Şov sürdü, Ekonomik İşbirliği Teşkilatı Zirvesi için Azerbaycan’da bulunan Dışişleri Bakanı Ahmet Davutoğlu, ne tür malzeme olduğu bilinmeyen uçuşlar konusunda her zaman aynı prensibin uygulanacağını,Ermenistan’ın attığı adımının iyi niyetli olmadığını açıkladı.
Barışın sağlanması için herkesin ülkelerin sınır bütünlüğüne saygı göstermesi gerekliliğine,Türkiye’nin Azerbaycan’ın işgal edilen toprakları konusunda çizgisinin belli olduğuna ve Azerbaycan toprak bütünlüğünün gözetildiği çözümden yana olunduğunu ifade etti.
Türkiye’nin bölge politikaları ile ilgili Suriye krizinden hareketle -şimdi de, Ermenistan üzerinden Rusya’ya siyasi mesaj verdiği yorumları yapıldı.
*
Kamuoyu ABD’nin bir yanda Büyük Ortadoğu Projesi ile Türkiye ve Osmanlı’nın ardından oluşan devletlerde İslam Birliğinin ekonomik güç olması vaadi ile sağlamaya çalıştığı değişimleri izlemektedir.
Tunus’ta,Libya’da,Mısır,Yemen’de İslami Cihad’ın temsilcisi İslami örgütlere iktidar yolu açılmıştır-ne ki,hem İslami örgütlerin iktidar sorumluluğu dolayısıyla İsrail’in İslamcı tehditlere karşı güvenliği sağlanmakta, hem de ülkeler değişim sürecinde ekonomik ve sosyo-politik değişkenlerinin etkileştirilmesiyle zayıflatılmakta ve maksimum kâr sağlanarak ABD önderliğinde Batı’ya ilişiklenmektedirler.
*
Öte yanda ABD Hazar Havzasının Enerji Kalkınması Projesi ile Rusya’dan geçen hatlara bağımlılıklarının kaldırılmasını teminen Balkan ve Kafkasya ülkelerinin bağımsızlığı, alternatif ihraç yollarının bulunması ve mevcut rejimiyle İran’ın Hazar enerjisinde rol almaması siyasetini de yürütüyor.

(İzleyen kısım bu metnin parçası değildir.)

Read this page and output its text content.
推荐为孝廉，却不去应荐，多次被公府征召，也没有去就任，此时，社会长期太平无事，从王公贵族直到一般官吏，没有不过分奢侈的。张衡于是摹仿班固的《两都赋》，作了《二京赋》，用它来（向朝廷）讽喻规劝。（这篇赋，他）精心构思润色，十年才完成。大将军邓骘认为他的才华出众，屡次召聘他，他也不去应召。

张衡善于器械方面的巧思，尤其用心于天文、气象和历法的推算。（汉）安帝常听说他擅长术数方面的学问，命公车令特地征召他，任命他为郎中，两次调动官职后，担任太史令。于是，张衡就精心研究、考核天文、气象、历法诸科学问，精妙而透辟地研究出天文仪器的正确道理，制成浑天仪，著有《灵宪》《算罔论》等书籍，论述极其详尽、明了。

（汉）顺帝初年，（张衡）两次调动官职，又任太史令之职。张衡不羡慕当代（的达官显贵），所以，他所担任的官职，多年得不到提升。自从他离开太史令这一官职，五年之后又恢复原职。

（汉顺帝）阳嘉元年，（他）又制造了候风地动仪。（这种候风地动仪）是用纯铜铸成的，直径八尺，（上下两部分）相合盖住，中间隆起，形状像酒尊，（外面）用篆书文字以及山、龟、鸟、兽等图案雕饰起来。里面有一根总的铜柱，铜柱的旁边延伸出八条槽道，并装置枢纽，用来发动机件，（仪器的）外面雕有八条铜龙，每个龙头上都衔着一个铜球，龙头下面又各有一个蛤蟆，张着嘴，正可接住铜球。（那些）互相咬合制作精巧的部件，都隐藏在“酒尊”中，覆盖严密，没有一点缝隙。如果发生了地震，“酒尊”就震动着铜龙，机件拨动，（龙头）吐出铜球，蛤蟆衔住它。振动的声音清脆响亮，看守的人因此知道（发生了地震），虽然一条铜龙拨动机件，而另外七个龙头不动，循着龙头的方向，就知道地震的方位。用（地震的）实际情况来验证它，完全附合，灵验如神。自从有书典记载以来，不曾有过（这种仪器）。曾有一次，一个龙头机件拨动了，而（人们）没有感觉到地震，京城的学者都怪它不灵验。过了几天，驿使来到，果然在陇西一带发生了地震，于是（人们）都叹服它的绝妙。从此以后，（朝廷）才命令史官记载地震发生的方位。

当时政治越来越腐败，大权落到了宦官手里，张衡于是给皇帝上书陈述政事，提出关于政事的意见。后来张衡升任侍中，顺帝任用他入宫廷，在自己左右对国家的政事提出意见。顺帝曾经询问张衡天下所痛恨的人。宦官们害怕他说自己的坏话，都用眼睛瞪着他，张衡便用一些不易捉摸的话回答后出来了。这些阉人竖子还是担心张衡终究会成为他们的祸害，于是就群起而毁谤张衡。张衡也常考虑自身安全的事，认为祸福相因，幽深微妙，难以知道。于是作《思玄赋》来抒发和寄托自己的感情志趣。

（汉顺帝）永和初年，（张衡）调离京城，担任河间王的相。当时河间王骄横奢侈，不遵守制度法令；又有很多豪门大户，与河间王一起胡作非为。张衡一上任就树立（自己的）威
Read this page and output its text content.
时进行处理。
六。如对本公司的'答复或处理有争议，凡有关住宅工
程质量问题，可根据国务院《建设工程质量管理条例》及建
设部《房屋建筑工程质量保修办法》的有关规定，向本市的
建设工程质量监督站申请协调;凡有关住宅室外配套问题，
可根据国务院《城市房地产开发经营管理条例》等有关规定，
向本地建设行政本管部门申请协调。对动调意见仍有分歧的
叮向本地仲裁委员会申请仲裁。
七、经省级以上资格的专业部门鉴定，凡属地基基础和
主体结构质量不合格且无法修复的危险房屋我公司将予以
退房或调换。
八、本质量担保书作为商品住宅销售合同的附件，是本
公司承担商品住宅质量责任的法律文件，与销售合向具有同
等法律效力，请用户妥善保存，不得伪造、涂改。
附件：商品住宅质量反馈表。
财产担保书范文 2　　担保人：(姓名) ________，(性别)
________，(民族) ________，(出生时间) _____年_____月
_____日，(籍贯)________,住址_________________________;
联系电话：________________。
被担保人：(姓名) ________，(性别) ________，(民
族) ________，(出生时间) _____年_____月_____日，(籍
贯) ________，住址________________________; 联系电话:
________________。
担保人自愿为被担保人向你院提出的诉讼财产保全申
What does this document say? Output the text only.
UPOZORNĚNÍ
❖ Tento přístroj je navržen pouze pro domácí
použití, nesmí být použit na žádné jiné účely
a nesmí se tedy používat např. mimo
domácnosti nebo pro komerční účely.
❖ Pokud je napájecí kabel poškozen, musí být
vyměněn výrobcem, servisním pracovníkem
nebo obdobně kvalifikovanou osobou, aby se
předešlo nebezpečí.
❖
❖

Bir kaç gün önce Kosova tek yanlı Sırbistan’dan bağımsızlığını ilan ettiği 2008’den sonra tam bağımsızlığını ilan etmiştir.
Sırbistan Kosova’yı kendi parçası sayıyor-elbette, Rusya; ABD’nin ilgili projesi çerçevesinde etnik ve dini kimlikleri kullanarak Doğu’ya doğru ilerlemesinden çok kaygılanıyor.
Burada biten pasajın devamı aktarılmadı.